We set these parameters based on our earlier discussion:

  • seurat_v5 confirms the type of data being used. Defaults to TRUE.
  • count.filter controls the minimum percentage of cells expressing any given gene for that gene to be retained in the analysis. Defaults to 1.
  • blacklisted.genes Allows you to provide a vector of uninformative gene names (i.e. non-conding genes) to exclude from the analysis. Defaults to NULL.
  • suffix Allows you to provide a character string to avoid overwriting previous OAR calculations. Defaults to NULL.
  • store.hamming allows you to store the calculated hamming distances for pattern matching in your Seurat object for faster re-calculation of the scores if you need to alter other parameters later (found in oar_obj[["RNA"]]@misc). Defaults to TRUE.

You can use a similar approach to analyse the data cluster by cluster - recommended when you have multiple cell types - or separated by another variable in your data. In that case, use oar_by_factor() and see vignette("OAR_Factor") for more details.

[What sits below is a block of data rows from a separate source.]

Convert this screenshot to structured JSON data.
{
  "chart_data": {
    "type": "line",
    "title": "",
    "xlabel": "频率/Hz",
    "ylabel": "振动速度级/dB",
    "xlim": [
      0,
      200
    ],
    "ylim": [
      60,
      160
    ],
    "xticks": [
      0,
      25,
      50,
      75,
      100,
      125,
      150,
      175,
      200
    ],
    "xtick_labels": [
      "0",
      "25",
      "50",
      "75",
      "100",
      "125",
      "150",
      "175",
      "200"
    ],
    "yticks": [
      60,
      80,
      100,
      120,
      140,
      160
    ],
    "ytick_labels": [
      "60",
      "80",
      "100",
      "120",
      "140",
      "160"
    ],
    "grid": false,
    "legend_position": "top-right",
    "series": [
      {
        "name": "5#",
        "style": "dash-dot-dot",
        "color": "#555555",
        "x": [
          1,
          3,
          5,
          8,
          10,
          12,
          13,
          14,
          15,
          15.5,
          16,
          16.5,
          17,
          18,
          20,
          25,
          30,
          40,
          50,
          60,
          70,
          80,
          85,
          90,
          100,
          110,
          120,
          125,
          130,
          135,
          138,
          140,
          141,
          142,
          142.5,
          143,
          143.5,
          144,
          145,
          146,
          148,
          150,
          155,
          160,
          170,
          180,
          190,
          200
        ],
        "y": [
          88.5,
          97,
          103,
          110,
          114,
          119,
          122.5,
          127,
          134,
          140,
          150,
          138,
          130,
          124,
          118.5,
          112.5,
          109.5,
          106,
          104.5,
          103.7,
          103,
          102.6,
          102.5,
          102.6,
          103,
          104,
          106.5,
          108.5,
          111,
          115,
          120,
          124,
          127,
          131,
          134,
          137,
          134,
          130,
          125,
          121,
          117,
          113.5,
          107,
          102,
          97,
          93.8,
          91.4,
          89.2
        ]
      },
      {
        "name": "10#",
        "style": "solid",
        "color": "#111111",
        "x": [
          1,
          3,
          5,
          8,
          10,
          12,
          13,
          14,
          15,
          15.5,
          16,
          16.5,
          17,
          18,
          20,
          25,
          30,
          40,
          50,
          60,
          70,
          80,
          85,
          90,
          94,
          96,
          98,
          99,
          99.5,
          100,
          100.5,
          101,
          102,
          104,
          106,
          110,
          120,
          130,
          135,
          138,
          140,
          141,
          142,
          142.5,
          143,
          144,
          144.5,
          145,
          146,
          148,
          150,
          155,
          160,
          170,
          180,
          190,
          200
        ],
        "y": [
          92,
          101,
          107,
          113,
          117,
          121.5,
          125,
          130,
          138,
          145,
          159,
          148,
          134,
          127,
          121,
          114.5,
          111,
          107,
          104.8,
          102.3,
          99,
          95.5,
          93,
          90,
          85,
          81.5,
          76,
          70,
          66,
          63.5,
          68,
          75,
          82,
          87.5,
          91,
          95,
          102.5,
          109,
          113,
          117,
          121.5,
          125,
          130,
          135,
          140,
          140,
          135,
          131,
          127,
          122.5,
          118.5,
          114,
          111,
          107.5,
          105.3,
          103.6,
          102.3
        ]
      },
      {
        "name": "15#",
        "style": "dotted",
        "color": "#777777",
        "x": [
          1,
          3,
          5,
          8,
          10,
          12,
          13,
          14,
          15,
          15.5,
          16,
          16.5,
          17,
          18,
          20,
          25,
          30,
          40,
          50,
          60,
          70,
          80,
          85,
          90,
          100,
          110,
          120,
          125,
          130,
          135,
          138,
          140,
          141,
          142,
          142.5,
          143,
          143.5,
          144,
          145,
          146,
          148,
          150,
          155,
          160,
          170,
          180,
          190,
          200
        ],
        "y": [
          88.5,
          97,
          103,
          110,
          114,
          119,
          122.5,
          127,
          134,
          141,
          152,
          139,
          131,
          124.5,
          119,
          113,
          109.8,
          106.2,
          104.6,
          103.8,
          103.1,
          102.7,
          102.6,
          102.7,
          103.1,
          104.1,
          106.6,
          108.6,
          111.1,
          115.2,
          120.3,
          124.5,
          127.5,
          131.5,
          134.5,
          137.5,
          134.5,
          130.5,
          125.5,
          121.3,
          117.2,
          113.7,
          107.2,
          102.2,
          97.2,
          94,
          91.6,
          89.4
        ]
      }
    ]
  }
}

Interpreting high OAR scores

To explore which cells/clusters display transcriptional shifts, we can project the scores to our UMAP using Seurat::FeaturePlot(). Notice that cells with a high OAR score in this dataset cluster together. In fact, in this case, high OAR scoring cells represent the most activated cells in the experiment, as can be seen when we examine IFNA1, which is expressed in activated plasmacytoid dendritic cells.

library(Seurat)
#> Loading required package: SeuratObject
#> Loading required package: sp
#> 'SeuratObject' was built under R 4.5.0 but the current version is
#> 4.5.2; it is recomended that you reinstall 'SeuratObject' as the ABI
#> for R may have changed
#> 'SeuratObject' was built with package 'Matrix' 1.7.3 but the current
#> version is 1.7.4; it is recomended that you reinstall 'SeuratObject' as
#> the ABI for 'Matrix' may have changed
#> 
#> Attaching package: 'SeuratObject'
#> The following objects are masked from 'package:base':
#> 
#>     intersect, t
p1 <- FeaturePlot(
  sc.data, features = c("OARscore","IFNA1"), order = T, pt.size = 0.5, 
  min.cutoff = "q40", max.cutoff = "q90", slot = "counts")
p1
Feature plot of OAR score

Feature plot of OAR score

Thus, in this dataset we are able to identify highly activated cells with a cluster agnostic approach. We provide additional tutorials to identify genes associated with a high OAR score (see: vignette("Gene_expression")). We have also seen datasets where high scores are associated with biological variation that may be removed from the analysis to glean additional insights into the populations of cells studied. These can be achieved by passing OARscore to vars.to.regress in Seurat::SCTransform().